Filmden önce beni en çok heyecanlandıran şey Amazon kültürüne dair bol bol yeni sahneler izleyebilecek olmaktı. Özellikle Amazon Olimpiyatları kısmı ortaya çıkınca büyük bir beklenti içerisine girmiştim. Ancak bu beklentim büyük çoğunlukla boşa çıktı. Filmin hemen başlarında biraz gördüğümüz bu Olimpiyatların asıl amacı oldukça klişe bir hikayeye daha fazla klişelik katmakmış. En azından bunda başarılı olmuşlar.

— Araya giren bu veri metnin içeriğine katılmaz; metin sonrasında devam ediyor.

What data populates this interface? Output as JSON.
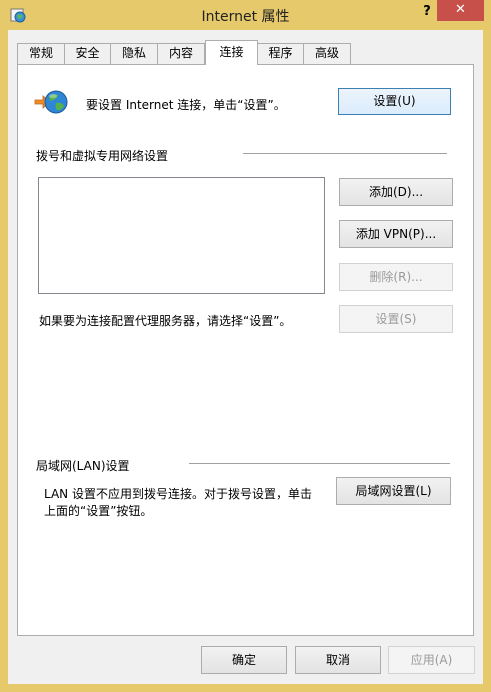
{
  "window": {
    "title": "Internet 属性",
    "help_label": "?",
    "close_label": "✕"
  },
  "tabs": [
    {
      "label": "常规"
    },
    {
      "label": "安全"
    },
    {
      "label": "隐私"
    },
    {
      "label": "内容"
    },
    {
      "label": "连接"
    },
    {
      "label": "程序"
    },
    {
      "label": "高级"
    }
  ],
  "active_tab": "连接",
  "setup": {
    "description": "要设置 Internet 连接，单击“设置”。",
    "button": "设置(U)",
    "icon": "globe-network-icon"
  },
  "dialup": {
    "heading": "拨号和虚拟专用网络设置",
    "add_button": "添加(D)...",
    "add_vpn_button": "添加 VPN(P)...",
    "delete_button": "删除(R)...",
    "settings_button": "设置(S)",
    "proxy_text": "如果要为连接配置代理服务器，请选择“设置”。"
  },
  "lan": {
    "heading": "局域网(LAN)设置",
    "line1": "LAN 设置不应用到拨号连接。对于拨号设置，单击",
    "line2": "上面的“设置”按钮。",
    "button": "局域网设置(L)"
  },
  "footer": {
    "ok": "确定",
    "cancel": "取消",
    "apply": "应用(A)"
  },
  "colors": {
    "frame": "#e6c96a",
    "close": "#c7504b",
    "accent_border": "#3c7fb1"
  }
}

Hayat dersimizi aldıktan sonra geldiğimiz 1980'lerin atmosferi ise oldukça başarılı. Hatta bence filmin en güzel yansıttığı şey bu 80'ler dinamikleri olmuş. Washington içerisinde bir müzede çalışan Diana yarı zamanlı olarak kimselere görülmeden süper kahramanlık müessesine devam ediyor. Çalıştığı müzeye gelen Barbara Minerva ise Diana'nın tam zıttı karaktere sahip. Ne tesadüf ki Barbara, Prenses'in güçlü duruşunu epey kıskanıyor ve olayların bir kısmı gelişmeye başlıyor.

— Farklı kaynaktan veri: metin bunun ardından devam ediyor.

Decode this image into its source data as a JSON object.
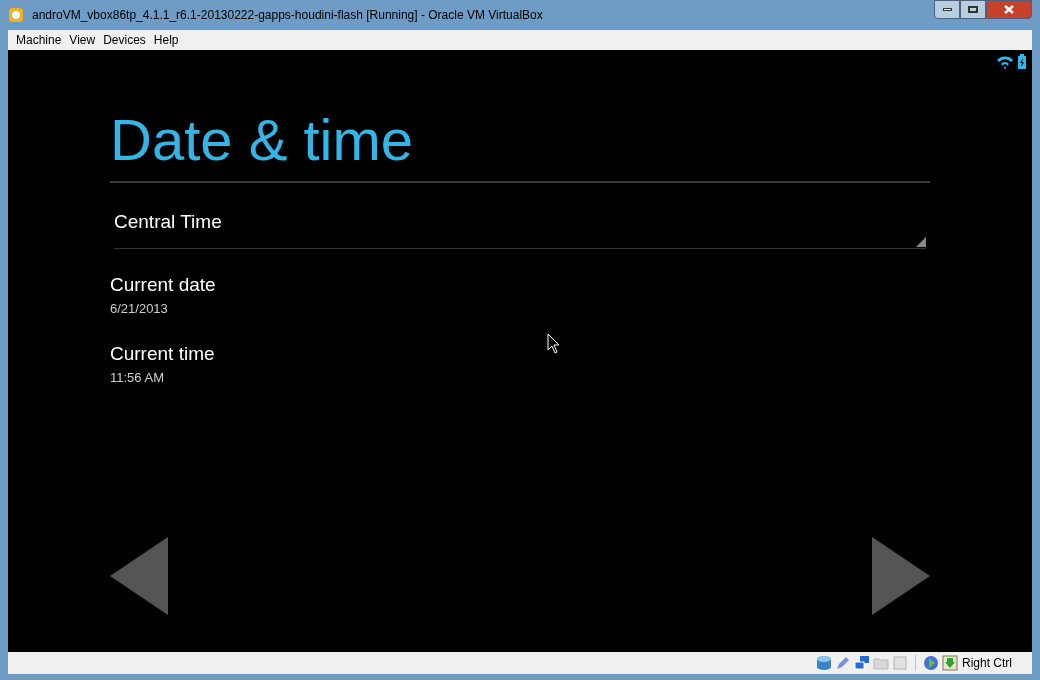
{
  "window": {
    "title": "androVM_vbox86tp_4.1.1_r6.1-20130222-gapps-houdini-flash [Running] - Oracle VM VirtualBox"
  },
  "menu": [
    "Machine",
    "View",
    "Devices",
    "Help"
  ],
  "guest": {
    "heading": "Date & time",
    "timezone": "Central Time",
    "settings": [
      {
        "title": "Current date",
        "value": "6/21/2013"
      },
      {
        "title": "Current time",
        "value": "11:56 AM"
      }
    ]
  },
  "status_bar": {
    "host_key": "Right Ctrl"
  }
}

Mutluluktan Haber Ver Dilek Taşı
Şimdi bu yukarıda yazdığım Dilek Taşı şarkısının en ikonik sözünü bir espri olsun diye yazdığımı düşünebilirsiniz. Ancak sizi temin ederim bu bir şaka değil. Bütün film Ferdi Özbeğen'in Dilek Taşı şarkısına atıfta bulunuyor gibi! Hatta İngilizce'nin en büyük klişelerinden olan "Be careful what you wish for" yani "Ne dilediğine dikkat et" cümlesi filmin senaryo özeti olarak yazılsa kimse hayır demezdi. Hikayenin temelinde gerçekten bir dilek taşı var ve her şey bunun üzerinden gelişiyor.

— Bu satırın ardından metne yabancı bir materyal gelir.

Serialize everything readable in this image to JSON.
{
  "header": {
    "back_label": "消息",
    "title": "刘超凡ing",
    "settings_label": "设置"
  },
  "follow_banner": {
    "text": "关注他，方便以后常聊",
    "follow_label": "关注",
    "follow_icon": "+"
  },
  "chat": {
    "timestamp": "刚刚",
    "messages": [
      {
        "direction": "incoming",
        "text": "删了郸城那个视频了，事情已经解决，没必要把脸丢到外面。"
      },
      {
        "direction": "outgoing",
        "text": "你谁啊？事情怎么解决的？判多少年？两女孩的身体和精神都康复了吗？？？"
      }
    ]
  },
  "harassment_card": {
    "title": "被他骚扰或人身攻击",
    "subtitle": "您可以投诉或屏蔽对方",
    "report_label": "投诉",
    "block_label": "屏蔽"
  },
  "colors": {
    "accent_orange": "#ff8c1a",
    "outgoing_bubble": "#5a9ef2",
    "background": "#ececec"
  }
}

Normal şartlar altında "tüm dilekleri bir bedel altında yerine getirme gücü" epey ilginç hikayelere neden olabilirmiş. Hatta Rick & Morty'de de böyle bir bölüm vardı oradaki şeytan karakteri bazı sihirli eşyaları satıp karşılığında insanlara lanetler veriyordu. Burada da aynı durum geçerli tek sıkıntı lanetler ve dilekler oldukça sıradan ve 1-2 tanesi hariç hiçbiri hikayeyi etkilemiyor.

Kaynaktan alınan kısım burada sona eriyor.